KBVR
- Corvallis, Oregon; United States;
- Frequency: 88.7 MHz

Programming
- Format: Variety

Ownership
- Owner: Oregon State University

History
- First air date: 1965
- Former frequencies: 90.1 MHz (1965–1977)
- Call sign meaning: Beaver, OSU mascot

Technical information
- Licensing authority: FCC
- Facility ID: 50623
- Class: A
- ERP: 340 watts
- HAAT: −25 meters (−82 ft)
- Transmitter coordinates: 44°33′50″N 123°16′30″W﻿ / ﻿44.56389°N 123.27500°W

Links
- Public license information: Public file; LMS;
- Webcast: Listen Live
- Website: kbvrfm.orangemedianetwork.com

= KBVR =

KBVR (88.7 FM) is a student-run non-commercial radio station broadcasting a variety format. Licensed to Corvallis, Oregon, United States, the station is currently owned by Oregon State University. KBVR is part of Orange Media Network, the student media department at OSU.

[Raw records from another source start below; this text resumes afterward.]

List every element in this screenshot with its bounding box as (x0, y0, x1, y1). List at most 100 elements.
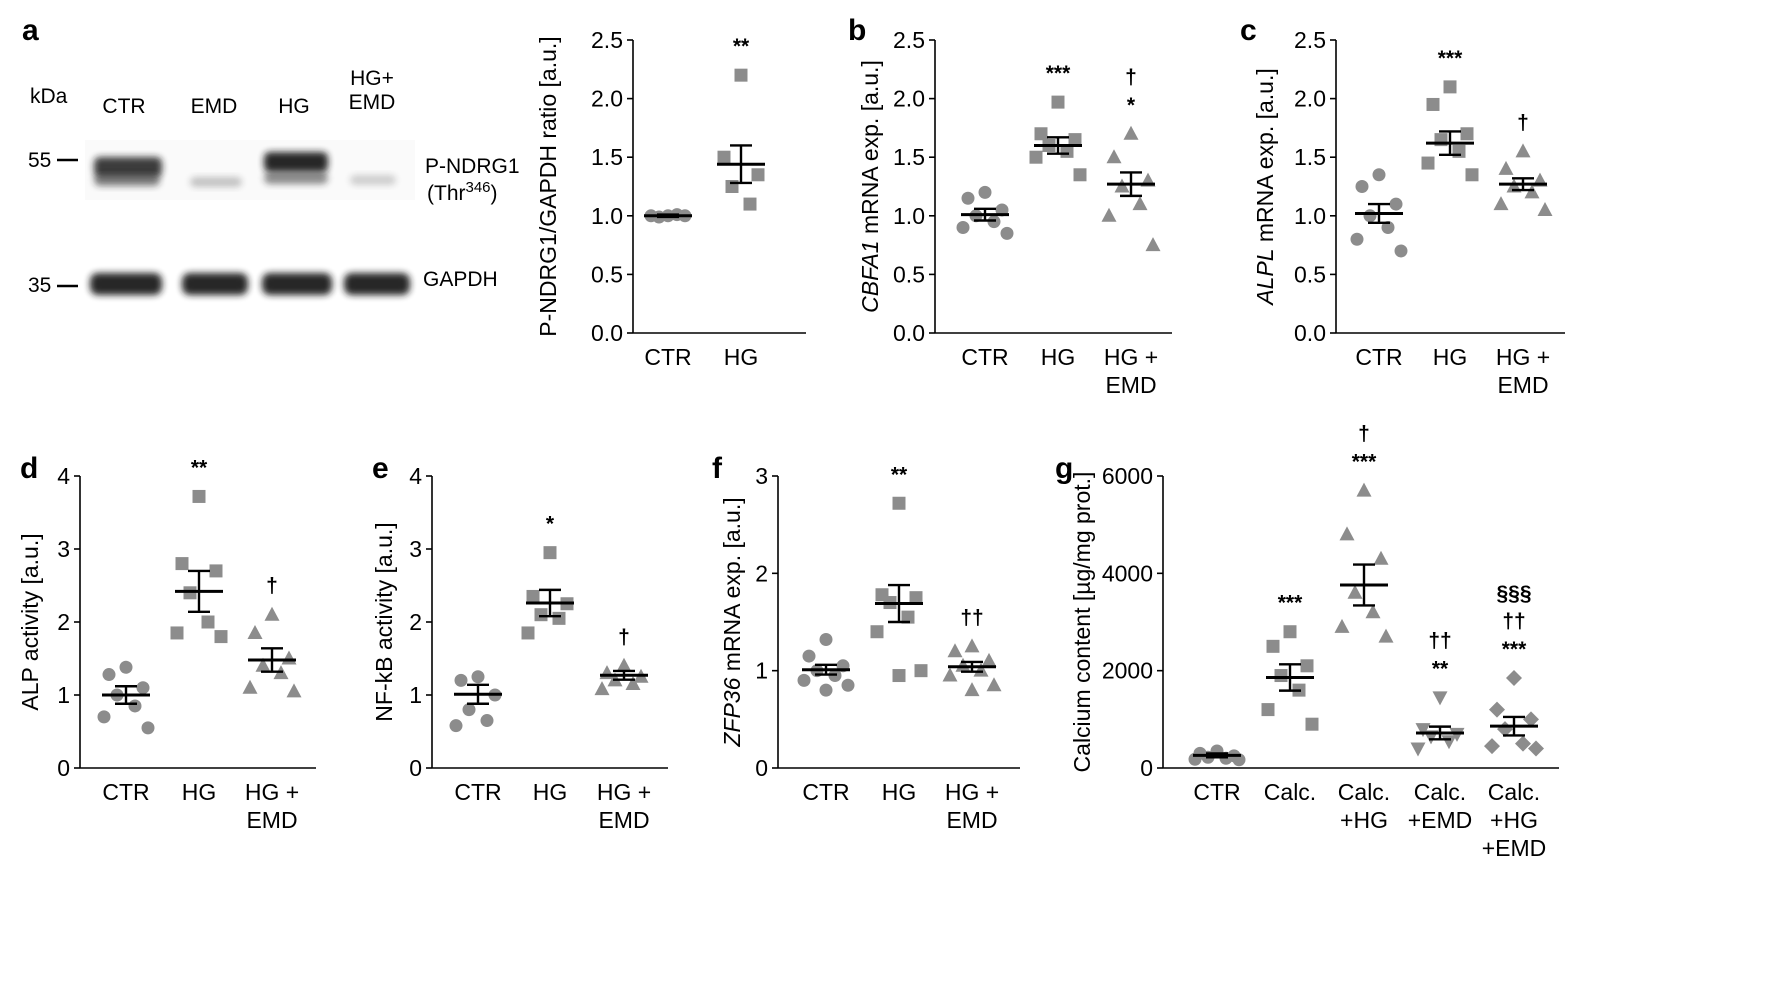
y-tick-label: 2.5 (893, 27, 925, 53)
significance-label: ** (733, 35, 750, 58)
data-point (1381, 221, 1395, 235)
data-point (1441, 735, 1457, 750)
data-point (616, 657, 632, 672)
data-point (1300, 659, 1314, 673)
data-point (102, 668, 116, 682)
x-tick-label: HG + EMD (945, 779, 999, 833)
data-point (892, 669, 906, 683)
y-tick-label: 1.0 (1294, 203, 1326, 229)
lane-label: HG (278, 95, 310, 118)
y-tick-label: 1 (409, 682, 422, 708)
lane-label: EMD (191, 95, 238, 118)
y-axis-label: ALP activity [a.u.] (17, 533, 43, 710)
data-point (192, 489, 206, 503)
x-tick-label: CTR (644, 344, 691, 370)
x-tick-label: CTR (1355, 344, 1402, 370)
x-tick-label: HG + EMD (245, 779, 299, 833)
data-point (1378, 628, 1394, 643)
data-point (264, 606, 280, 621)
data-point (870, 625, 884, 639)
data-point (956, 221, 970, 235)
y-tick-label: 3 (57, 536, 70, 562)
data-point (526, 589, 540, 603)
data-point (1101, 207, 1117, 222)
chart-panel-c: c 0.0 0.5 1.0 1.5 2.0 2.5 ALPL mRNA exp. [a.u.]… (1240, 14, 1565, 398)
panel-letter-b: b (848, 14, 866, 47)
data-point (1106, 149, 1122, 164)
data-point (552, 611, 566, 625)
x-tick-label: CTR (454, 779, 501, 805)
y-tick-label: 2.5 (591, 27, 623, 53)
y-tick-label: 0.0 (591, 320, 623, 346)
y-tick-label: 2.0 (1294, 86, 1326, 112)
data-point (717, 150, 731, 164)
significance-label: † (1517, 111, 1529, 134)
target-thr346: (Thr346) (427, 179, 498, 205)
data-point (170, 626, 184, 640)
data-point (1373, 550, 1389, 565)
significance-label: †† (960, 606, 983, 629)
data-point (247, 624, 263, 639)
data-point (1498, 160, 1514, 175)
data-point (1415, 723, 1431, 738)
data-point (534, 608, 548, 622)
data-point (1274, 669, 1288, 683)
significance-label: † *** (1352, 423, 1377, 474)
data-point (1283, 625, 1297, 639)
significance-label: *** (1278, 592, 1303, 615)
data-point (1261, 703, 1275, 717)
x-tick-label: CTR (802, 779, 849, 805)
data-point (1410, 742, 1426, 757)
data-point (1484, 738, 1500, 755)
y-tick-label: 0 (1140, 755, 1153, 781)
data-point (734, 68, 748, 82)
data-point (281, 650, 297, 665)
data-point (819, 633, 833, 647)
data-point (480, 714, 494, 728)
data-point (1073, 168, 1087, 182)
data-point (802, 649, 816, 663)
panel-letter-d: d (20, 452, 38, 485)
data-point (1034, 127, 1048, 141)
y-tick-label: 2 (57, 609, 70, 635)
data-point (1350, 232, 1364, 246)
data-point (1132, 196, 1148, 211)
significance-label: * (546, 513, 555, 536)
chart-panel-e: e 0 1 2 3 4 NF-kB activity [a.u.] CTR HG * HG + EMD… (371, 452, 668, 833)
target-gapdh: GAPDH (423, 268, 498, 291)
y-tick-label: 2 (755, 560, 768, 586)
data-point (909, 591, 923, 605)
y-axis-label: Calcium content [µg/mg prot.] (1069, 472, 1095, 773)
x-tick-label: HG (724, 344, 759, 370)
lane-label: HG+ EMD (349, 67, 396, 114)
data-point (964, 682, 980, 697)
y-axis-label: P-NDRG1/GAPDH ratio [a.u.] (535, 36, 561, 336)
y-tick-label: 2.0 (591, 86, 623, 112)
blot-band-gapdh (90, 273, 162, 295)
chart-panel-d: d 0 1 2 3 4 ALP activity [a.u.] CTR HG ** HG + EMD † (17, 452, 316, 833)
x-tick-label: HG (882, 779, 917, 805)
data-point (201, 615, 215, 629)
data-point (964, 638, 980, 653)
significance-label: §§§ †† *** (1496, 582, 1531, 661)
x-tick-label: Calc. +HG +EMD (1482, 779, 1547, 861)
data-point (242, 679, 258, 694)
data-point (955, 657, 971, 672)
y-tick-label: 1.5 (591, 144, 623, 170)
y-tick-label: 4 (409, 463, 422, 489)
data-point (1365, 604, 1381, 619)
y-tick-label: 2.5 (1294, 27, 1326, 53)
panel-letter-c: c (1240, 14, 1257, 47)
data-point (1421, 156, 1435, 170)
data-point (255, 657, 271, 672)
marker-35: 35 (28, 274, 51, 297)
y-tick-label: 1.5 (893, 144, 925, 170)
data-point (981, 652, 997, 667)
x-tick-label: Calc. (1264, 779, 1316, 805)
y-tick-label: 1 (755, 658, 768, 684)
chart-panel-g: g 0 2000 4000 6000 Calcium content [µg/mg pro… (1055, 423, 1559, 861)
x-tick-label: CTR (102, 779, 149, 805)
y-tick-label: 0.5 (1294, 261, 1326, 287)
y-tick-label: 0 (57, 755, 70, 781)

The station can be heard in about a 30-mile radius around Corvallis, depending on altitude. KBVR was founded in 1966.

==History==
KBVR-FM 88.7 was originally broadcast from Shepherd Hall on the Oregon State University Campus in 1965 at 90.1 MHz with 10 watts of power and a 4 to 5 mile listening radius. The station relocated to Snell Hall in 1977, and continued to expand its listening area to the current radius of 30 miles using 340 watts of power and moved to its current 88.7 MHz frequency. The station relocated again in 2015 to its current location in the university's Student Experience Center.

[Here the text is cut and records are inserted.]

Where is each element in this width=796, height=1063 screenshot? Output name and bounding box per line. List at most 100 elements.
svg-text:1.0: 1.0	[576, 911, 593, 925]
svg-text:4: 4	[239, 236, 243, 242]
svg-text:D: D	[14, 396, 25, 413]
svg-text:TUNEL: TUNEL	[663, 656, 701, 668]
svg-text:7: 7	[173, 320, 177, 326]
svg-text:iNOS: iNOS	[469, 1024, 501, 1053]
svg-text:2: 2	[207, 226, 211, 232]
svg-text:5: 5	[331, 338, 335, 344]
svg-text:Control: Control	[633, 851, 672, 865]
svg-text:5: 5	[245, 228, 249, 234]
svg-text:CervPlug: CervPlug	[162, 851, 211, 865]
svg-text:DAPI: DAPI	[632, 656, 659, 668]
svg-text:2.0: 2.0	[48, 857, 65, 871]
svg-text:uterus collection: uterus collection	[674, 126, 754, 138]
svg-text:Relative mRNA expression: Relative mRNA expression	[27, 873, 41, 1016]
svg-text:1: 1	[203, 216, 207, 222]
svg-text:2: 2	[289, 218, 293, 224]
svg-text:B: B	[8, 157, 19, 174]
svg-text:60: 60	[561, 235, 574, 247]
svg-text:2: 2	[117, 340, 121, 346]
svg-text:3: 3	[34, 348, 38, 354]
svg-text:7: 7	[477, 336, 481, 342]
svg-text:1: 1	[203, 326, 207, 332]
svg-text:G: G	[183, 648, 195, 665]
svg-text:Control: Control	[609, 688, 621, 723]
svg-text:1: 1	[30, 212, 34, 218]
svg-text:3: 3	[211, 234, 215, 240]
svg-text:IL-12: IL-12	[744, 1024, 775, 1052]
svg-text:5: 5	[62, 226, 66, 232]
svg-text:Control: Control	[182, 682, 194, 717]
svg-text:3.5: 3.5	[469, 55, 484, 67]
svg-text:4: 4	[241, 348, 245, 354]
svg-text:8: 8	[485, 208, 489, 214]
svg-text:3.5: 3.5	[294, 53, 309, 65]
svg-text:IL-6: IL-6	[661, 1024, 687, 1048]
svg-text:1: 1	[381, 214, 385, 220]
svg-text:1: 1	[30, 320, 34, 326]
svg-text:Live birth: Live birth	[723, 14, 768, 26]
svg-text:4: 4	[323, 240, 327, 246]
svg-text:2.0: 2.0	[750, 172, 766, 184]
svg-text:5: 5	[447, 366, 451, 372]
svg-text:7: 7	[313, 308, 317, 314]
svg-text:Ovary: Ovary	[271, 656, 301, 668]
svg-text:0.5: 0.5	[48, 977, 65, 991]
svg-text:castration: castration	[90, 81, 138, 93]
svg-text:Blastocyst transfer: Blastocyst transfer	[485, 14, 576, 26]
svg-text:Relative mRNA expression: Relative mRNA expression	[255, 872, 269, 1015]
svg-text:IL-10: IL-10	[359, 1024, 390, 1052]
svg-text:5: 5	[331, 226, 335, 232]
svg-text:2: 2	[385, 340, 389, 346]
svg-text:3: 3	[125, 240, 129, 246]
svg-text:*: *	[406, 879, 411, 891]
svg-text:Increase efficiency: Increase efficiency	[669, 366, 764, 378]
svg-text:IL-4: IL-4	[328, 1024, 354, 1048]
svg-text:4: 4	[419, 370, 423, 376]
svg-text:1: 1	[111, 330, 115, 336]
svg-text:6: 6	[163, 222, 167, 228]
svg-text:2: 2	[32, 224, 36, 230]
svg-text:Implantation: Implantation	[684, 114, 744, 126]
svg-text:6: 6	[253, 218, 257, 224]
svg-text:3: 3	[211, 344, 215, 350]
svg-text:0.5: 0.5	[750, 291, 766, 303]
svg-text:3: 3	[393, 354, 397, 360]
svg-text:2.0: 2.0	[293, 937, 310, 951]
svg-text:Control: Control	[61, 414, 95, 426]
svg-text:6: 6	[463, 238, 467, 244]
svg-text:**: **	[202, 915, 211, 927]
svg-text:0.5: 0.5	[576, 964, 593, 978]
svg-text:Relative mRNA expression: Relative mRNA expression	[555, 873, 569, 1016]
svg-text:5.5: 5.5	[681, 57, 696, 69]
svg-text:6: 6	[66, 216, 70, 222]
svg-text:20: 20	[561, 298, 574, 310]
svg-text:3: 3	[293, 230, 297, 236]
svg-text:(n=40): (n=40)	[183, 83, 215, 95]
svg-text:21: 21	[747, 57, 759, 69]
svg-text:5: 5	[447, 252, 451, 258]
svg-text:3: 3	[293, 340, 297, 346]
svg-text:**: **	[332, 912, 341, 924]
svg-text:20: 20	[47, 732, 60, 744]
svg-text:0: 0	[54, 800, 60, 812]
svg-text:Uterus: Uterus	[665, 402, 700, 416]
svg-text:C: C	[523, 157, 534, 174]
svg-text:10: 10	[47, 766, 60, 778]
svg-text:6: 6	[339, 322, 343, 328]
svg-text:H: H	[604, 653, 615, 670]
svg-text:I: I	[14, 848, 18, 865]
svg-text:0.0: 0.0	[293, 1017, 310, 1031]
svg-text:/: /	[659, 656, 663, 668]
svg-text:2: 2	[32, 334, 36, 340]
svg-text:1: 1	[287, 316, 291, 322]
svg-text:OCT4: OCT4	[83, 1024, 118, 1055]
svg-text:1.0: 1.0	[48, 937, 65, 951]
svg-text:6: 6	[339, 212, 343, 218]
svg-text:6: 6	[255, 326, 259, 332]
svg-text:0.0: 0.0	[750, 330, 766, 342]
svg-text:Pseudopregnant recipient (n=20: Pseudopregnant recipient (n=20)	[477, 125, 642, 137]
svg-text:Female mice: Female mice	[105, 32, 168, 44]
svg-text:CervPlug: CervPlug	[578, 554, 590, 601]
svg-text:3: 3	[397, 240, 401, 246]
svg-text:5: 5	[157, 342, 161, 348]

In the first six months of operations, KBVR-FM (90.1 then) was only on the air from 6:00 to 7:00 pm Monday through Friday. In the past 37 years, however, KBVR has expanded considerably and currently KBVR covers the airwaves 24 hours a day, seven days a week and includes news, sports and talk variety shows. The show formats include indie rock, punk, jazz, blues, electronica, funk, hip-hop, nu metal and alternative metal, classical, world, and sports talk. The station also broadcasts live Beaver Football and Men's Basketball games.

The station is staffed entirely by students, and student volunteers serve as DJs.

The station's content has also expanded to include Cassette music blog, which covers local and national music. The KBVR-FM students also create a number of podcasts, available for streaming and download on the station's website, iTunes and Google Play.

KBVR-FM is funded by student fees and underwriting grants from local and national businesses.

==Awards==
KBVR-FM was awarded first place for Best Radio Promo from the College Media Association Apple Awards back to back in 2016 and 2017. College Media Business & Advertising Managers awarded the station third place for Best Audio Ad/Underwriting Spot and third place for Best Self-Promotional Ad in 2017. In 2014, KBVR-FM took home a total of nine awards at the Intercollegiate Broadcasting Awards in New York City, including "Best College/University Station" for schools with over 10,000 students.